Ioseph wort in sijnen dienst by Potiphar alsoo van Godt gesegent, dat hem sijn heer over ’t gantsche huys stelt, v. 2. etc. De vrouwe sijns heeren wort, vermits sijne schoonheyt, op hem verlieft, ende versoeckt hem tot onkuyscheyt: ’t welck hy bestandichlick weygerende, wort van haer valschelick verklaecht, eerst by ’t huysgesin, daerna by sijnen heere, die hem daer over in gevanckenisse leyt, 13. Alwaer Godt oock met Ioseph is, sulcks dat hy over de gevangenis gestelt wort, 20.
1 IOseph nu wert nae Egypten af gevoert: ende Potiphar Pharaos Hovelinck, een overste der Trauwanten, een Egyptisch man, kocht hem uyt de hant der Ismaëliten, die hem derwaerts afgevoert hadden.
2 Ende de HEERE was met Ioseph; so dat hy een voorspoedich man was: ende hy was in sijnes heeren des Egyptenaers huys.
3 Als nu sijn heere sach, dat de HEERE met hem was, ende dat de HEERE al wat hy dede, door sijne hant voorspoedich maeckte:
4 So vondt Ioseph genade in sijne oogen, ende diende hem: ende hy stelde hem over sijn huys, ende al wat hy hadde gaf hy in sijne hant.

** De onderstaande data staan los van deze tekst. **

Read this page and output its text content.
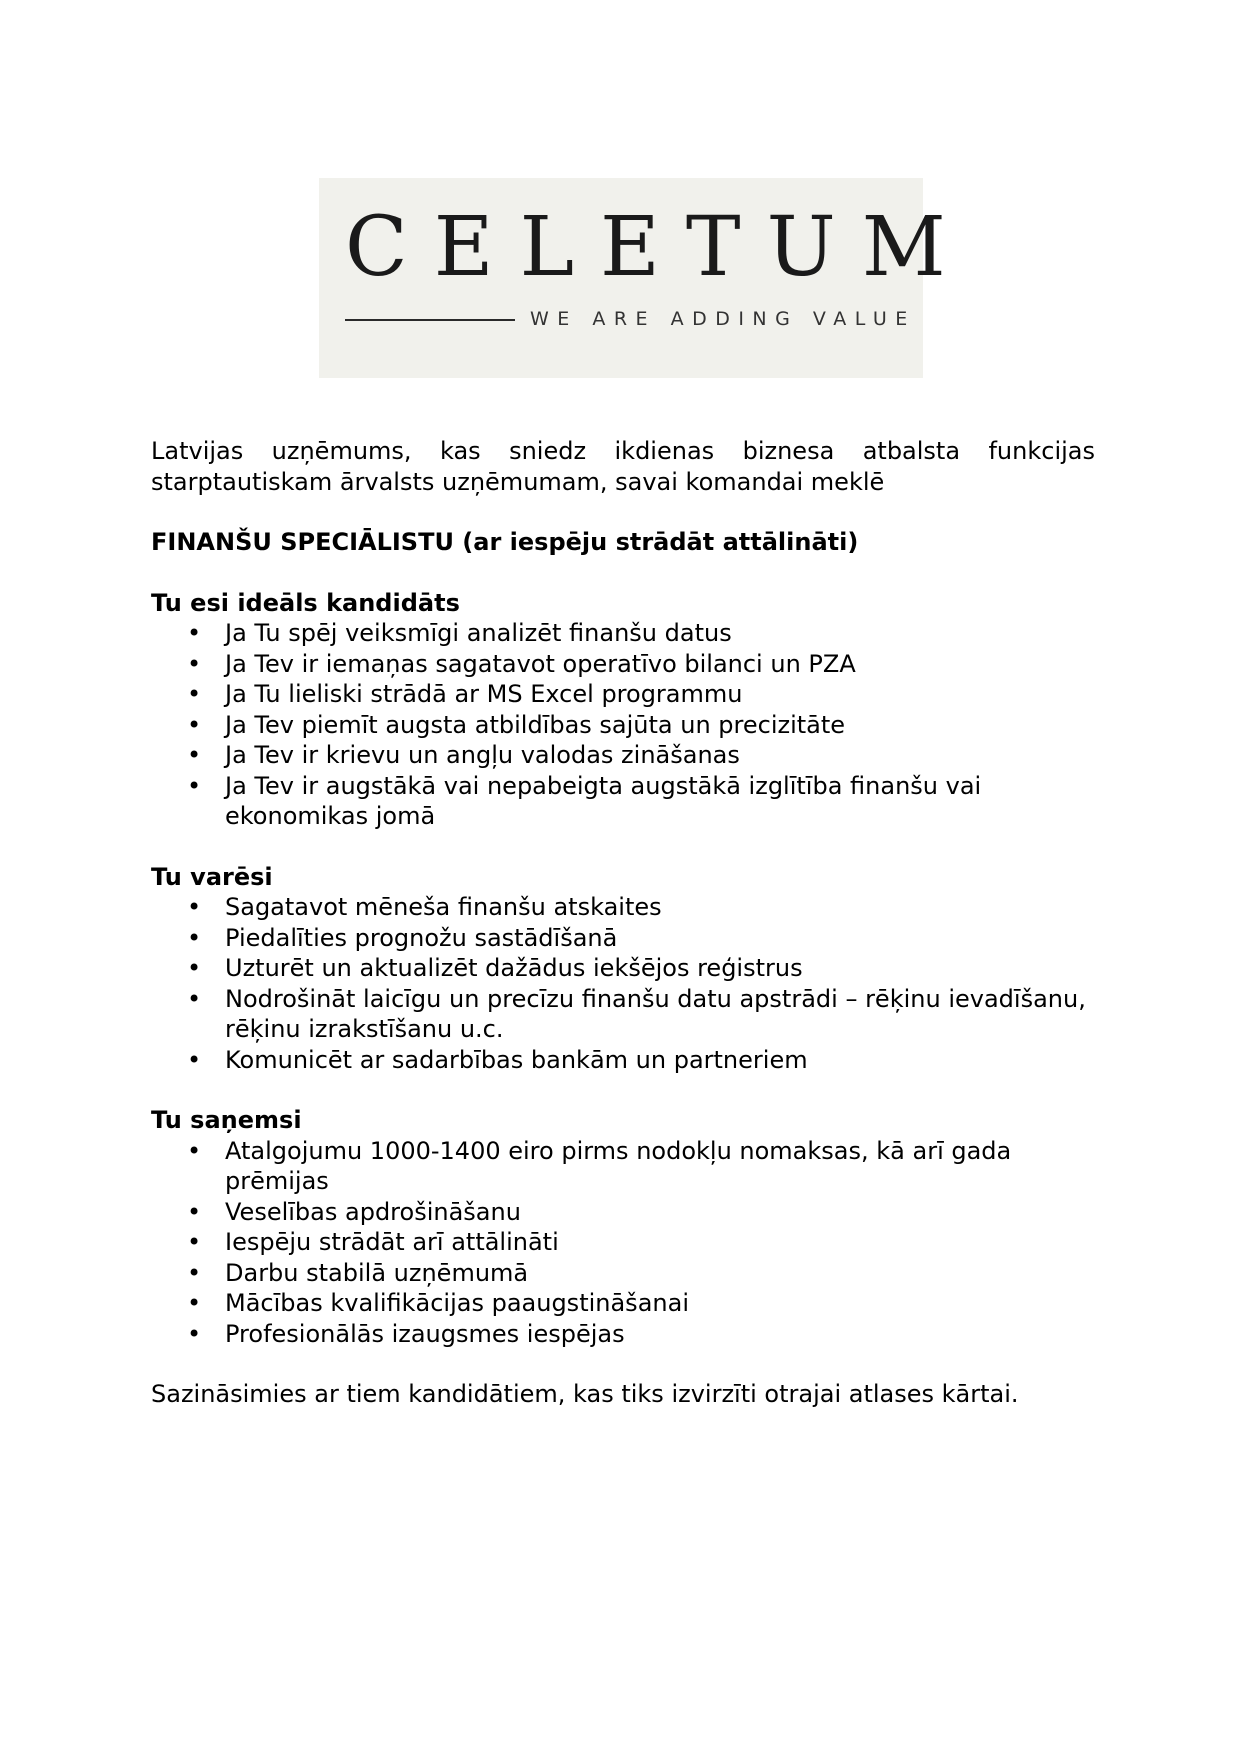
CELETUM
WE ARE ADDING VALUE

Latvijas uzņēmums, kas sniedz ikdienas biznesa atbalsta funkcijas starptautiskam ārvalsts uzņēmumam, savai komandai meklē

FINANŠU SPECIĀLISTU (ar iespēju strādāt attālināti)

Tu esi ideāls kandidāts

• Ja Tu spēj veiksmīgi analizēt finanšu datus
• Ja Tev ir iemaņas sagatavot operatīvo bilanci un PZA
• Ja Tu lieliski strādā ar MS Excel programmu
• Ja Tev piemīt augsta atbildības sajūta un precizitāte
• Ja Tev ir krievu un angļu valodas zināšanas
• Ja Tev ir augstākā vai nepabeigta augstākā izglītība finanšu vai ekonomikas jomā

Tu varēsi

• Sagatavot mēneša finanšu atskaites
• Piedalīties prognožu sastādīšanā
• Uzturēt un aktualizēt dažādus iekšējos reģistrus
• Nodrošināt laicīgu un precīzu finanšu datu apstrādi – rēķinu ievadīšanu, rēķinu izrakstīšanu u.c.
• Komunicēt ar sadarbības bankām un partneriem

Tu saņemsi

• Atalgojumu 1000-1400 eiro pirms nodokļu nomaksas, kā arī gada prēmijas
• Veselības apdrošināšanu
• Iespēju strādāt arī attālināti
• Darbu stabilā uzņēmumā
• Mācības kvalifikācijas paaugstināšanai
• Profesionālās izaugsmes iespējas

Sazināsimies ar tiem kandidātiem, kas tiks izvirzīti otrajai atlases kārtai.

5 Ende het geschiedde van doe af, dat hy hem over sijn huys, ende over al wat sijne was, gestelt hadde, dat de HEERE des Egyptenaers huys segende, om Iosephs wille: ja de segen des HEEREN was in alles dat hy hadde, in ’t huys, ende in ’t velt.
6 Ende hy liet alles wat hy hadde in Iosephs hant, so dat hy met hem van geen dinck kennisse en hadde, behalven van ’t broot dat hy at: ende Ioseph was schoon van gedaente, ende schoon van aengesicht.
7 Ende het geschiedde na dese dingen, dat sijnes heeren huysvrouwe hare oogen op Ioseph wierp: ende sy seyde; Ligt by my.
8 Maer hy weygerde’t, ende seyde tot sijnes heeren huysvrouwe; Siet, mijn heere en heeft geen kennisse met my watter in den huyse zy; ende al wat hy heeft, dat heeft hy in mijne hant gegeven.
9 Niemant en is grooter in dit huys als ick: ende hy en heeft voor my niets onthouden, dan u, daer in dat ghy sijne huysvrouwe zijt: hoe soude ick dan dit een soo groot quaet doen, ende sondigen tegen Godt?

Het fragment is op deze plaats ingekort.